Dilansir dari uin-alauddin.ac.id, digambarkan bahwa kepemimpinannya merupakan perpaduan antara seorang birokrat, intelektual, dan sosok ibu.
Setelah menjabat sebagai Rektor IAIN Alauddin dua periode berturut-turut (1985-1989 dan 1989-1993), Rasdiyanah mendapat amanah sebagai Direktur Jenderal Pembinaan Kelembagaan Agama Islam Departemen Agama Republik Indonesia.
Rasdiyanah menikah dengan Amir Said pada 1962. Dari pernikahan itu ia dikarunia enam anak: lima perempuan dan satu laki-laki. Kepada anak-anaknya, ia melatih mereka hidup dengan kedisiplinan yang tinggi.
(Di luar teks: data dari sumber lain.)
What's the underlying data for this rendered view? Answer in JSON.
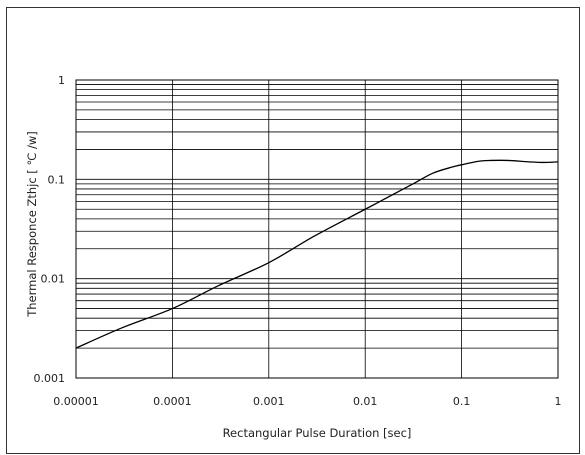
{
  "chart_data": {
    "type": "line",
    "title": "",
    "xlabel": "Rectangular Pulse Duration [sec]",
    "ylabel": "Thermal Responce  Zthjc [     ℃ /w]",
    "x_scale": "log",
    "y_scale": "log",
    "xlim": [
      1e-05,
      1
    ],
    "ylim": [
      0.001,
      1
    ],
    "x_tick_labels": [
      "0.00001",
      "0.0001",
      "0.001",
      "0.01",
      "0.1",
      "1"
    ],
    "y_tick_labels": [
      "0.001",
      "0.01",
      "0.1",
      "1"
    ],
    "grid": true,
    "series": [
      {
        "x": [
          1e-05,
          3e-05,
          0.0001,
          0.0003,
          0.001,
          0.003,
          0.01,
          0.03,
          0.05,
          0.08,
          0.1,
          0.15,
          0.2,
          0.3,
          0.5,
          0.7,
          1
        ],
        "y": [
          0.002,
          0.0032,
          0.005,
          0.0085,
          0.0145,
          0.027,
          0.05,
          0.088,
          0.115,
          0.133,
          0.14,
          0.152,
          0.155,
          0.155,
          0.15,
          0.148,
          0.15
        ]
      }
    ],
    "colors": {
      "line": "#000000",
      "grid": "#000000",
      "frame": "#333333"
    }
  }
}
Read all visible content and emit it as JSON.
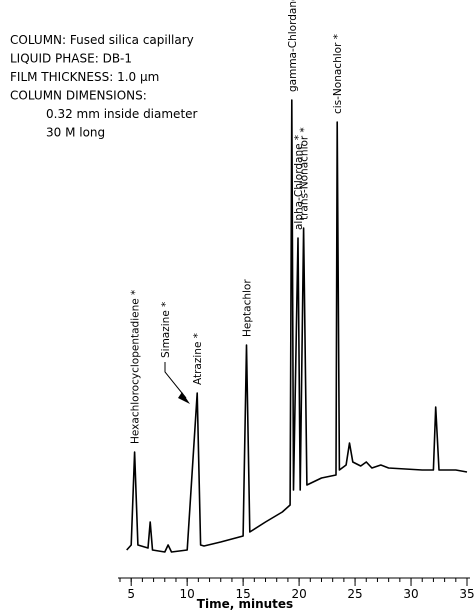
{
  "chart_data": {
    "type": "line",
    "xlabel": "Time, minutes",
    "info": [
      "COLUMN: Fused silica capillary",
      "LIQUID PHASE: DB-1",
      "FILM THICKNESS: 1.0 μm",
      "COLUMN DIMENSIONS:",
      "0.32 mm inside diameter",
      "30 M long"
    ],
    "xlim": [
      4,
      35
    ],
    "ylim": [
      0,
      100
    ],
    "xticks": [
      5,
      10,
      15,
      20,
      25,
      30,
      35
    ],
    "x": [
      4.6,
      5.0,
      5.3,
      5.6,
      6.5,
      6.7,
      6.9,
      8,
      8.3,
      8.6,
      10,
      10.9,
      11.2,
      11.5,
      13,
      15,
      15.3,
      15.6,
      17,
      18.5,
      19.2,
      19.35,
      19.5,
      19.9,
      20.1,
      20.4,
      20.7,
      22,
      23.3,
      23.4,
      23.6,
      24.2,
      24.5,
      24.8,
      25.5,
      26,
      26.5,
      27.3,
      28,
      31,
      32,
      32.2,
      32.5,
      34,
      35
    ],
    "series": [
      {
        "color": "#000000",
        "values": [
          2,
          3,
          21.6,
          3,
          2.4,
          7.6,
          2,
          1.6,
          3,
          1.6,
          2,
          33.4,
          3,
          2.8,
          3.6,
          4.8,
          43,
          5.6,
          7.6,
          9.6,
          11,
          92,
          14,
          64.4,
          14,
          66.4,
          15,
          16.4,
          17,
          87.6,
          18,
          19,
          23.4,
          19.6,
          18.8,
          19.6,
          18.4,
          19,
          18.4,
          18,
          18,
          30.6,
          18,
          18,
          17.6
        ]
      }
    ],
    "peaks": [
      {
        "name": "Hexachlorocyclopentadiene *",
        "time": 5.3,
        "height": 21.6
      },
      {
        "name": "Simazine *",
        "time": 10.7,
        "height": 31
      },
      {
        "name": "Atrazine *",
        "time": 10.9,
        "height": 33.4
      },
      {
        "name": "Heptachlor",
        "time": 15.3,
        "height": 43
      },
      {
        "name": "gamma-Chlordane *",
        "time": 19.35,
        "height": 92
      },
      {
        "name": "alpha-Chlordane *",
        "time": 19.9,
        "height": 64.4
      },
      {
        "name": "trans-Nonachlor *",
        "time": 20.4,
        "height": 66.4
      },
      {
        "name": "cis-Nonachlor *",
        "time": 23.4,
        "height": 87.6
      }
    ]
  }
}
Ia juga mendidik mereka dengan pendidikan agama yang ketat.
Atas jasanya, di usianya ke-75, UIN Alauddin Makassar mempersembahkan buku Refleksi 75 Tahun Prof Dr Andi Rasdiyanah: Meneguhkan Eksistensi Alauddin. Secara pribadi, Rasdiyanah juga menulis beberapa karya, seperti Bugis Makassar dalam Peta Islamisasi Indonesia dan kumpulan Puisi Al-Quran. Karya-karyanya pernah menjadi bahan diskusi di Dewan Kesenian Makassar.